Мусоргский вошел в трактир возле Морской. Отдавая на вешалку пальто, он, как посторонний, поглядел на партитуру «Бориса», положенную им на подзеркальник. Словно он и не автор этого сочинения. Из зеркала на него смотрел человек с печальными глазами, уставший от забот, желающий хотя бы на время забыться.

Вернулся он к Опочининым поздно. Александр Петрович спал, а Надежда Петровна ждала его.

Заметив, что он не в себе, Надежда Петровна без всякой укоризны сказала:

– Зачем вы так, Моденька? Ведь нельзя же вам, вредно, вы сами потом раскаиваетесь!

Мусоргский приложился к ее руке с наигранной галантностью.

– Простите… – пробормотал он. – Не стою ваших забот…

– Да я не осуждаю, мне только жаль и больно.

Он сел в кресло, бессильный, и добрыми виноватыми глазами посмотрел на нее. То ли она мать ему заменяла, то ли он влюблен в нее, Мусоргский сам не понимал.

«Вот я какой ничтожный, – подумал он. – Меня раздавили и смяли, но я не жалуюсь и помощи ни у кого не ищу. Обойдусь один, пускай только она смотрит на меня своими добрыми глазами…»

Мусоргскому казалось, что он перед нею виноват, но в душе его поднималась гордость осознанного несчастья. Мысль, что он один, совершенно один, наполнила его и горечью и верой в то, что как-нибудь он выберется из беды.

– Идите, Моденька, спать, – мягко сказала Надежда Петровна.

– Пойду, хорошо, – ответил он, с трудом поднимаясь.

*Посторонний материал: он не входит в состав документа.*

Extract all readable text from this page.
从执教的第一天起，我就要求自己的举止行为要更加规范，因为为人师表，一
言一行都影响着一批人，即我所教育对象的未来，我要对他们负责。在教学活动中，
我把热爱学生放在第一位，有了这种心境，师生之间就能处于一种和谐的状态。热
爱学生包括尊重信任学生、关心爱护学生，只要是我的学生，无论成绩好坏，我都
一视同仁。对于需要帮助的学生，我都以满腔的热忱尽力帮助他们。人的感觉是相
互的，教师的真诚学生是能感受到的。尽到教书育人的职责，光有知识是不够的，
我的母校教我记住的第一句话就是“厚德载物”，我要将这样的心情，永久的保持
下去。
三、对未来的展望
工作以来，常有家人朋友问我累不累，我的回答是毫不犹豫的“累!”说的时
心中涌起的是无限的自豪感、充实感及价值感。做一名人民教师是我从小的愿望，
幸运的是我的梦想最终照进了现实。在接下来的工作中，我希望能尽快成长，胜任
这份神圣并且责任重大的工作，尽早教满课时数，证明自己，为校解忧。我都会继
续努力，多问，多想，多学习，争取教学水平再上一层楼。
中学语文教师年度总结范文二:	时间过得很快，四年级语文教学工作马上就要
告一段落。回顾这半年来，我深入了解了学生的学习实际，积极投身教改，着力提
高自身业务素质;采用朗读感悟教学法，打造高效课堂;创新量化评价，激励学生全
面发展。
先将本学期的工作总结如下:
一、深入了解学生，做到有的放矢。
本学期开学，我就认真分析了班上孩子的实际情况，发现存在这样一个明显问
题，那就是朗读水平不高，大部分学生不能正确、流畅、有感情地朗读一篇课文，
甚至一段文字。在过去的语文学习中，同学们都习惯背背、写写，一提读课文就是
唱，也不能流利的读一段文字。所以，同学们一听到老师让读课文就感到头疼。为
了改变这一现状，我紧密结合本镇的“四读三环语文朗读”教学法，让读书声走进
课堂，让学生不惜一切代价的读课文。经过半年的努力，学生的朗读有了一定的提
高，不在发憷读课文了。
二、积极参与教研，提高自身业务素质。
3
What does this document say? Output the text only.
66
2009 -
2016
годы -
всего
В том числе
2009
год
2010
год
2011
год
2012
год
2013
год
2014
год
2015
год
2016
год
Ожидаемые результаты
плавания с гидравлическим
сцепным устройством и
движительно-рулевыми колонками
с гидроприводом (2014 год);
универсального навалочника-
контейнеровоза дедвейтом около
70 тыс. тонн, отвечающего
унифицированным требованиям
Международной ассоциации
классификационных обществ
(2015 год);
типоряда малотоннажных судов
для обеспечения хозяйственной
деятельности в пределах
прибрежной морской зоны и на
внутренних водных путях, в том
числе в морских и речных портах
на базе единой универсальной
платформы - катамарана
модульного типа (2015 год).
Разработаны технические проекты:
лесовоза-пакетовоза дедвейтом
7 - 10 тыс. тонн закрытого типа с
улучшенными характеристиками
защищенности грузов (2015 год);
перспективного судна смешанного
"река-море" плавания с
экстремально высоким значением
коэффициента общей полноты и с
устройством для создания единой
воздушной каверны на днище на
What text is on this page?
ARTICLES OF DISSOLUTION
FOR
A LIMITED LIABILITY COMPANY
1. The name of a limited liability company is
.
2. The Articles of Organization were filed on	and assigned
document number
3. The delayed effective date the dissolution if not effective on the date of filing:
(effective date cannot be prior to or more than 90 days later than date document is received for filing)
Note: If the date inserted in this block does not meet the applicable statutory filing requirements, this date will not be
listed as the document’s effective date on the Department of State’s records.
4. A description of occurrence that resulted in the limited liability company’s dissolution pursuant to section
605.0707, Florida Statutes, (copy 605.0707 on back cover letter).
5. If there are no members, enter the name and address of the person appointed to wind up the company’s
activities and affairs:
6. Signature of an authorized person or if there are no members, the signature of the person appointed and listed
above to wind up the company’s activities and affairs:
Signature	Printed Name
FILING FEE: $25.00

Захотелось рассказать, как его сегодня унизили, уже слова какие-то возникли, но мысль об одиночестве заставила его промолчать.

Утром, проснувшись, Мусоргский не сразу припомнил, что случилось вчера. Ах да, «Борис»! «Бориса» вернули… Что же делать теперь? Когда Милия уволили, раздались хоть голоса протеста, возмущения, а тут кто же поднимет голос? Никто. Все то большое, что мерещилось ему в эти месяцы, пропало с той минуты, как он расписался в книге исходящих бумаг.

Надо было собираться на службу. Что ж, раз он не композитор, только и остается что служить в Лесном ведомстве. Наверно, Милий, свернувший с дороги искусства, испытывал такое же чувство безысходности.

Мусоргский намерен был уже уйти, когда появилась в столовой хозяйка.

– Куда вы, Модя, без чая? – остановила она его.

В столовой было пасмурно. В халате, растрепанная, заспанная, Надежда Петровна была так же мила ему, как и вчера.

– Простите, голубушка вы моя, вчерашний мой грех! – произнес он виновато.

– Я просто испугалась, полночи потом не спала. На вас лица вчера не было. Не случилось ли чего дурного, Моденька?

Он указал на лежавшую на окне со вчерашнего вечера рукопись:

– Вот эту партитуру прирезали.

– Ах господи, как же так?! – произнесла она с испугом.

Он пожал плечами, не умея объяснить, почему так случилось.

Надежда Петровна, видя, что Модест уходит, попробовала задержать его.

– Нет, неохота пить чай… Я так пойду, голубушка…

Два дня никому из друзей Мусоргский не рассказывал о своем провале. Надо было самому привыкнуть к новому положению. Смутное чувство протеста останавливало его: ведь в свое время Кюи и Стасов советовали внести переделки в оперу, а он не согласился. Теперь они вправе приписать отказ этому, а он знает наверное, что дело не в этом.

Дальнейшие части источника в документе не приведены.